Uluslar Arası Ceza mahkemesi niçin Ömer el Beşir hakkında tutuklama kararı aldı? İsterseniz öncelikle UCM Savcısının el-Beşir hakkındaki suçlamalarına bir bakalım. Savcı İddianamesinde diyor ki: el-Beşir, 35.000’i sivil olmak üzere Darfur’da 300.000 insanın ölümüne neden oldu. 2,5 milyon insanın yurtlarından ayrılmasına neden oldu. Çoğunluğu küçük yaşta kız çocukları olmak üzere toplu tecavüzler ve işkencelere göz yumdu. Darfur’da yaşayan Fur, Masalit, Zoghava kabilelerine soykırım uyguladı. Ve son olarak da sivil halkın köleleşmesini sağlamak suçlaması ile el-Beşir suçlanıyor ve tutuklanması isteniyor. UCM bu yetkiyi nereden alıyor derseniz onun da kısaca izah etmeye çalışalım. Adı geçen mahkeme 1998’de 106 Ülkenin katılımı ile Roma Statüsü’ne göre oluşturulan bir mahkemedir. Amacı, 2001’den sonra işlenen Savaş suçlarına insanlığa karşı işlenen suçlara ve soykırım suçlarına bakmaktır. Mahkeme kararı evrensel manada bütün dünya ülkelerini bağlamasa da Birleşmiş Milletler açısından nihai karardır. Sudan; ABD, Çin, Rusya ve Türkiye gibi mahkemenin kuruluşuna imza atmayan ülkelerdendir. Buna rağmen el-Beşir hakkında açılan davanın B.M güvenlik konseyi isteği ile açılmış olmasından dolayı taraf olmayan ülkeleri de bağlayıcı kılıyor. (Bak. İbrahim Tığlı Dünya bülteni 22.07.2008)

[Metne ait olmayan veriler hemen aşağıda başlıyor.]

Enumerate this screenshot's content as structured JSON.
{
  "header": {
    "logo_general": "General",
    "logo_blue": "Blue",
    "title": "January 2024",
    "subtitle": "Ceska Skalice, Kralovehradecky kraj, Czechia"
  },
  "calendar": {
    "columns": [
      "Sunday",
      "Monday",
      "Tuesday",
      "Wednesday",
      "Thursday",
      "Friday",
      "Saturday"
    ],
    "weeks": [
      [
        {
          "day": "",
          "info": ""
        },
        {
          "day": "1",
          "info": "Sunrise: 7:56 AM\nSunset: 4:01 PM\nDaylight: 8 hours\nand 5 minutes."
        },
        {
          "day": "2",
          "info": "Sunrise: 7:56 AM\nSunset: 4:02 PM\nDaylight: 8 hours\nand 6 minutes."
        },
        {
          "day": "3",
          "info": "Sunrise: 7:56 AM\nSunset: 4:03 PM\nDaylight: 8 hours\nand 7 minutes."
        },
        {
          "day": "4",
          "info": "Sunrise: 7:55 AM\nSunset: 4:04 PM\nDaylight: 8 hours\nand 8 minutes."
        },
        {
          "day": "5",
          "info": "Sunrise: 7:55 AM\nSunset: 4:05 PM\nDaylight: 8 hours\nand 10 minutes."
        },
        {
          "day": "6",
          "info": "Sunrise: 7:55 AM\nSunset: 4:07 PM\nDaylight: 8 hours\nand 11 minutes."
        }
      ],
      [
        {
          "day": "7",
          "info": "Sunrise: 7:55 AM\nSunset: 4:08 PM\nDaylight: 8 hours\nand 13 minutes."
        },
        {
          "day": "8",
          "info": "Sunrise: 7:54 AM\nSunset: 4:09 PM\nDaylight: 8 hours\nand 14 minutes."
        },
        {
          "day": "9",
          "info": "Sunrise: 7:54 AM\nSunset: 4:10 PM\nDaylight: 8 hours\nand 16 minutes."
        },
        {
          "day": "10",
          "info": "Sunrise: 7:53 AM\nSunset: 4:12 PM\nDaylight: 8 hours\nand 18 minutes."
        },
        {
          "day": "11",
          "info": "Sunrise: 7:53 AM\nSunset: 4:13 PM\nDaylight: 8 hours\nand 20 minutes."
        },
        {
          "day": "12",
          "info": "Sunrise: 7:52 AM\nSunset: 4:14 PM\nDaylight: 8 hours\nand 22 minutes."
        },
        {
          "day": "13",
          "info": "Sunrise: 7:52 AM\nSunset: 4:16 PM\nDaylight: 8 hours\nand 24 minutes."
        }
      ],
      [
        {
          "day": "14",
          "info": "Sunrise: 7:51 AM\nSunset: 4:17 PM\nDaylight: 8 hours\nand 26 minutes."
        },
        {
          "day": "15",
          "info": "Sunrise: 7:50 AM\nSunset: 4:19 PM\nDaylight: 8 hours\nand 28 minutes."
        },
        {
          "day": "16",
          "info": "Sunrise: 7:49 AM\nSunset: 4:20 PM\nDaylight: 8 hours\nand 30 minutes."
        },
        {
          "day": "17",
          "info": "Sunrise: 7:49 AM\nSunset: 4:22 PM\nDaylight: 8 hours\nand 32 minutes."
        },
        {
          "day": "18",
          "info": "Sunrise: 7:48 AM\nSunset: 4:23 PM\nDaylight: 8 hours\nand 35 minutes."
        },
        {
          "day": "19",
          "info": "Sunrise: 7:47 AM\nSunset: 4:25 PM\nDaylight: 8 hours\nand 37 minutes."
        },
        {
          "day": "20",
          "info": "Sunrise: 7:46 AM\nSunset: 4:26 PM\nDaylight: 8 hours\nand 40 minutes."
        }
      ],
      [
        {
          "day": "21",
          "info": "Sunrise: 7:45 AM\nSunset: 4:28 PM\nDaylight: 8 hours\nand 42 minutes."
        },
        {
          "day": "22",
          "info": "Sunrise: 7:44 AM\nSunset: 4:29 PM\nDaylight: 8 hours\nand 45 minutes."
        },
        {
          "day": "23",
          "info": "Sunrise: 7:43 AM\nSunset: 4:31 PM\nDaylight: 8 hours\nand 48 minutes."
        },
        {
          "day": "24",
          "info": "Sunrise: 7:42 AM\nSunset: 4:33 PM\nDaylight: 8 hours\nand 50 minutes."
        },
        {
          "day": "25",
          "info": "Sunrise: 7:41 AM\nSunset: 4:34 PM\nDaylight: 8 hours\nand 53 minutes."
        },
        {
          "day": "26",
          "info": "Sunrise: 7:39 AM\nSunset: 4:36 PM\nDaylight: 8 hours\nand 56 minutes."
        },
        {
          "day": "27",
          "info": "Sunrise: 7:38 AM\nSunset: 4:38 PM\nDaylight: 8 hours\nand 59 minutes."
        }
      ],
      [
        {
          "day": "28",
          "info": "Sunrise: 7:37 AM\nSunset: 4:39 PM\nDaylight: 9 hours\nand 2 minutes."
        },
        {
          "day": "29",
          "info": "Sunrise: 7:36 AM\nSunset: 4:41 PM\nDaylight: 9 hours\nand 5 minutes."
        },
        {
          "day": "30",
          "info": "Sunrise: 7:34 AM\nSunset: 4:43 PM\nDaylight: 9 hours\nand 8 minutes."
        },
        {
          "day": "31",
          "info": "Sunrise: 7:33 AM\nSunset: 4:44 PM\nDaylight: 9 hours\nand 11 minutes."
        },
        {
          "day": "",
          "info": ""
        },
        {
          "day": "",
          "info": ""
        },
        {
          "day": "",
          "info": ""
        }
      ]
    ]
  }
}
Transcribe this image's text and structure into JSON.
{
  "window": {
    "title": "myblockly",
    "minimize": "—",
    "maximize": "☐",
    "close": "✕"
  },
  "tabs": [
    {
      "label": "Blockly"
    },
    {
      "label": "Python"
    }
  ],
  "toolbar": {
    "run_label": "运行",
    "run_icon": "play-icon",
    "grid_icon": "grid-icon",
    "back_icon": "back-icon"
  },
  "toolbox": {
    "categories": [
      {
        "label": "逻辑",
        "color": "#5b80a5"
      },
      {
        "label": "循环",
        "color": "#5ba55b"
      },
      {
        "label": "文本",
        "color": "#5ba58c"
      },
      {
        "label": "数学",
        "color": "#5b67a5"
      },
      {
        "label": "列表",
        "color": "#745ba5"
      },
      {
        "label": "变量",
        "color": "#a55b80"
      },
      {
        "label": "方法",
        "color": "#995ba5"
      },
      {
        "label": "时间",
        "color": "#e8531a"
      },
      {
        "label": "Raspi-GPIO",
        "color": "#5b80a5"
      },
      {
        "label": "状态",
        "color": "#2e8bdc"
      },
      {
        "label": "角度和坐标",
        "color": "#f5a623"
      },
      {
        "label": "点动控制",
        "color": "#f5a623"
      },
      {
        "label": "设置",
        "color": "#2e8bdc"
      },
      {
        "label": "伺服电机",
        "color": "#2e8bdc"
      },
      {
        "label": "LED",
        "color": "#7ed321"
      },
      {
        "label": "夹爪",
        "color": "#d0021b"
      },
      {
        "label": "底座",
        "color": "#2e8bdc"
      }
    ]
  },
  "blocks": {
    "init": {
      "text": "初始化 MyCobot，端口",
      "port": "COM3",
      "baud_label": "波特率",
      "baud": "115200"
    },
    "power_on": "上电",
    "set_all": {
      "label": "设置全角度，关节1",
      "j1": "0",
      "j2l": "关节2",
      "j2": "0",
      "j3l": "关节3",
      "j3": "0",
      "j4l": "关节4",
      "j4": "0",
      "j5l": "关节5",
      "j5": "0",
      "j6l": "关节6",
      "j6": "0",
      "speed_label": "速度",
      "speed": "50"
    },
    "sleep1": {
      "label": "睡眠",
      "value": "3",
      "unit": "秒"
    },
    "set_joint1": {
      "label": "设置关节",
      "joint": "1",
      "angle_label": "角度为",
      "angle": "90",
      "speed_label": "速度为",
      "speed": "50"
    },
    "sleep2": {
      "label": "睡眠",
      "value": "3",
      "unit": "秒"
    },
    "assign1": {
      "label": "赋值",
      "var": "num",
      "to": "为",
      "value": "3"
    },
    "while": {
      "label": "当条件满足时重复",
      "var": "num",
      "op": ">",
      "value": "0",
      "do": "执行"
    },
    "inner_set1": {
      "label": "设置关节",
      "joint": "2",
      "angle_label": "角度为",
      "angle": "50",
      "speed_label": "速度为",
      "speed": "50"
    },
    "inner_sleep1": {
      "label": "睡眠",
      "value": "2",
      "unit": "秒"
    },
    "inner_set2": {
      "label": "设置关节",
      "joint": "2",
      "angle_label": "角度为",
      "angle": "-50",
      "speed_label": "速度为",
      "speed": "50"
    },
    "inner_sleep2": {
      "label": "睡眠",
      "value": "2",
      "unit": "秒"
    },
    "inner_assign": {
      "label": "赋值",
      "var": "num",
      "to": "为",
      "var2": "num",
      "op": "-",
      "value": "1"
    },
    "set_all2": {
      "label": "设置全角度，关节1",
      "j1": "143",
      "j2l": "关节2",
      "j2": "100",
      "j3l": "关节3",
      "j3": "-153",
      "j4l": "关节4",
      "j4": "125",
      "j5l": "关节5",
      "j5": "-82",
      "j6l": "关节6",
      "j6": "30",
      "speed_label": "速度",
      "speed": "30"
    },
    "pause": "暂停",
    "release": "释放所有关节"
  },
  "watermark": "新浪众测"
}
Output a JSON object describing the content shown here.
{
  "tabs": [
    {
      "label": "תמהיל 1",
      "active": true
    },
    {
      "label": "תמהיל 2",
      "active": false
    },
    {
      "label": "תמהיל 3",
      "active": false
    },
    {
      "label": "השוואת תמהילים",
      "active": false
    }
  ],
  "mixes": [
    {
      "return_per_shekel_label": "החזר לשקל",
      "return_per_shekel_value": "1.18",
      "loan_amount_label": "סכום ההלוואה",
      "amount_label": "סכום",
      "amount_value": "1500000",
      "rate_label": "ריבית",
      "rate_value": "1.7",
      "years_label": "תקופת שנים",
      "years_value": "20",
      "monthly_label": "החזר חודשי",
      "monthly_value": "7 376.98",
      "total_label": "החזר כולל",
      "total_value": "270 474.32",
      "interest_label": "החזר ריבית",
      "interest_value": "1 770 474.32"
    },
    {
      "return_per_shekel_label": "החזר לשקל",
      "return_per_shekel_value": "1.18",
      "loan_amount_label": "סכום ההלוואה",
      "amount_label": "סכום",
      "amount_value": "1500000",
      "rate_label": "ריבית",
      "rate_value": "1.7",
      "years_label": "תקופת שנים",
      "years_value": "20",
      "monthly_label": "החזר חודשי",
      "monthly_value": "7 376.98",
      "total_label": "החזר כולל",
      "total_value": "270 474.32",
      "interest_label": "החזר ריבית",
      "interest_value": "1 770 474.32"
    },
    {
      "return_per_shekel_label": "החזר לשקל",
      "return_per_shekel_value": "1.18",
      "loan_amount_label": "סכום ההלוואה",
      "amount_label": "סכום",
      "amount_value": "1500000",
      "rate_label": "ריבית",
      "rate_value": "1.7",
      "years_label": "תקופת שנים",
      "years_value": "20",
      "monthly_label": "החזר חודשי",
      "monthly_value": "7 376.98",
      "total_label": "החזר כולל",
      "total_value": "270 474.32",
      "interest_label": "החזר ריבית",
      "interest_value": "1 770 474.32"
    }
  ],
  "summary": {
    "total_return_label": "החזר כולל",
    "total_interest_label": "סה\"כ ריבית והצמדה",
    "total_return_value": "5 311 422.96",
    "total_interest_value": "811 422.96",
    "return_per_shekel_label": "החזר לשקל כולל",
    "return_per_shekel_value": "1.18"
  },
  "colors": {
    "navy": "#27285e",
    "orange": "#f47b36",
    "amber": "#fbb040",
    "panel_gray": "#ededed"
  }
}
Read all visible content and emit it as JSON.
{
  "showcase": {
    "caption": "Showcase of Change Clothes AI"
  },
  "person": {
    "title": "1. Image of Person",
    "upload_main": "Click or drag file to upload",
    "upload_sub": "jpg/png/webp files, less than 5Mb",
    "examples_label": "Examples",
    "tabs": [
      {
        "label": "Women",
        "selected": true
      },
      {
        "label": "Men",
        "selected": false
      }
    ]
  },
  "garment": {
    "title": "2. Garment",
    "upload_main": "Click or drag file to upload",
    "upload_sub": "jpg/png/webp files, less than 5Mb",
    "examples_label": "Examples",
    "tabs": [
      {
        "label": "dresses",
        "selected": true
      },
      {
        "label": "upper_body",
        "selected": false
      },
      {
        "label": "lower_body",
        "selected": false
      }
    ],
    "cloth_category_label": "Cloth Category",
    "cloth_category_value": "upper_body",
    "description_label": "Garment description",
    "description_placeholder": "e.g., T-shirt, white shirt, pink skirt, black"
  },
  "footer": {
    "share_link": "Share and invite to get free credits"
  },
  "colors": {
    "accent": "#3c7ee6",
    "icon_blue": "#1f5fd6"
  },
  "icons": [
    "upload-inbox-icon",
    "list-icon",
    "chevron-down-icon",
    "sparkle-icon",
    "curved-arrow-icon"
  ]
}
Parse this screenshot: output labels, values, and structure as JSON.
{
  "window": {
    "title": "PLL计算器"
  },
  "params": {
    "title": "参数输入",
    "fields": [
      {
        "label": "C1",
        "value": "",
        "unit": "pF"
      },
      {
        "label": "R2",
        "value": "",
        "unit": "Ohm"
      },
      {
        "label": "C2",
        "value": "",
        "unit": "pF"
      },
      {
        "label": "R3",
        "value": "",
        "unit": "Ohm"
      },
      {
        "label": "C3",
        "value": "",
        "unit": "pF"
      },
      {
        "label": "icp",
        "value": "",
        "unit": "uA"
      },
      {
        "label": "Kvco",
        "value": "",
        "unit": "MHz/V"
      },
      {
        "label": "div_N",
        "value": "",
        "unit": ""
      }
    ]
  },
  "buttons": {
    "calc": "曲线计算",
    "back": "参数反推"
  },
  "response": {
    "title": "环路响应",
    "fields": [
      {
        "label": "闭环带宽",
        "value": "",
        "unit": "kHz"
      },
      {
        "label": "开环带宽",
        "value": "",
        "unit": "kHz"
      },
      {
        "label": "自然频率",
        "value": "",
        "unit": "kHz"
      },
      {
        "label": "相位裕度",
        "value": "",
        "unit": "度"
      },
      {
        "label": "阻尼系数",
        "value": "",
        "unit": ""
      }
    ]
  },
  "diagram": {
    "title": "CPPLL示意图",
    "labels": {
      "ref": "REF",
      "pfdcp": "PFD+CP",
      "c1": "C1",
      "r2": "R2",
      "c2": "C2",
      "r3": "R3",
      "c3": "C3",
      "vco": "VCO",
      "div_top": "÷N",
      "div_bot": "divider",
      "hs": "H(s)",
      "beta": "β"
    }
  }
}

Amerika her ne kadar adı geçen mahkeme’nin oluşumuna imza atmamış olsa da mahkemenin almış olduğu karar ABD’yi memnun etmiştir. Çünkü Amerika’nın ve hatta AB’nin Sudan’da, Darfur’da ciddi beklentileri var. Bilhassa Amerika’nın 1991’den bu yana Irak’a saldırısını, Ortadoğu’ya yoğun ilgi ve yerleşme arzusunu dikkate aldığımız zaman Sudan ve Darfur’a ilgisinin nedenini de anlamış oluruz. Amerika’nın Ortadoğu’ya ilgisi petrol nedeniyledir. Keza İsrail’e ilgisi de Ortadoğu nedeniyledir. Uzun zamandan beri neredeyse 20.yüzyılın başından beri, İngiltere ve Amerika Ortadoğu petrollerini paylaşma yarışında. Yahudi asıllı Amerika’lı Rockfeller ile Yahudi asıllı İngiliz Deterding bu yarışın sözcülüğünü yapmışlardır. Şimdiler de ise Amerika, Ortadoğu petrolleri konusunda ısrarlı olmasının kendisine pahalıya mal olduğunu bizzat Ortadoğu‘ya girerek öğrendi. Bir beyaz başkan ile Amerika Ortadoğu‘ya girdi, bir siyah başkanla Amerika Ortadoğu‘dan çıkmak istiyor! Aslında bu çıkış Amerika’nın Ortadoğu petrollerine ihtiyacı kalmadığı için değil, Amerika daha az maliyetli ve daha zengin alanlara girmek istiyor. Bunun için de petrol zengini Sudan’ı ve Sudan etrafında bulunan 15 Afrika ülkesini hem Pazar olarak hem de nüfuz olarak kontrol altına tutabilmek için Darfur’a müdahil olmak istiyor. Ancak Darfur ve Sudan konusunda Amerika’nın karşısında Çin faktörü var. Zira Çin son yıllarda Sudan’a önemli ölçüde yatırımlar yaptı. Çin’in 6 milyar dolar civarında yaptığı yatırım daha çok Sudan’ın Petrolu ile ilgili yatırımlardır. Zaten Sudan’ın da toplam ihracatının %65‘i Çin’e olmaktadır. Dolayısıyla Sudan’da, Darfur’da olup bitenlerin arka planında Çin ve ABD çekişmesini de göz ardı edemeyiz. Tamam, orada Çin’in, ABD’nin bilmem kimin menfaatleri hesapları var. Peki, Sudan Devlet Başkanı el-Beşir’in bu işte hiç mi kabahati yok? Zira onların kendilerinin emrinde, Darfur’da, Beja’da katliam yapan Sudan milliyetçileri de diyebileceğimiz ‘Cancavidler’in sırf siyah, Afrikalı ama Müslüman olan yöre halklarına yönelik ortaya koydukları cinayetlerin, suçların vebali el-Beşir’in ve yandaşlarının omuzlarında değil mi? 1997’de PEW Enstitüsü’nün Yaptığı bir ankette Beja’da yaşayan kabileler, kendilerinin önce Müslüman olduklarını, Arap veya Afrikalı olmanın kendileri için ikinci derecede önemli olduğunu ifade etmişlerdir. Bir İnsanın derisinin rengi, ırkı ona karşı suç işlemeyi meşru mu kılıyor?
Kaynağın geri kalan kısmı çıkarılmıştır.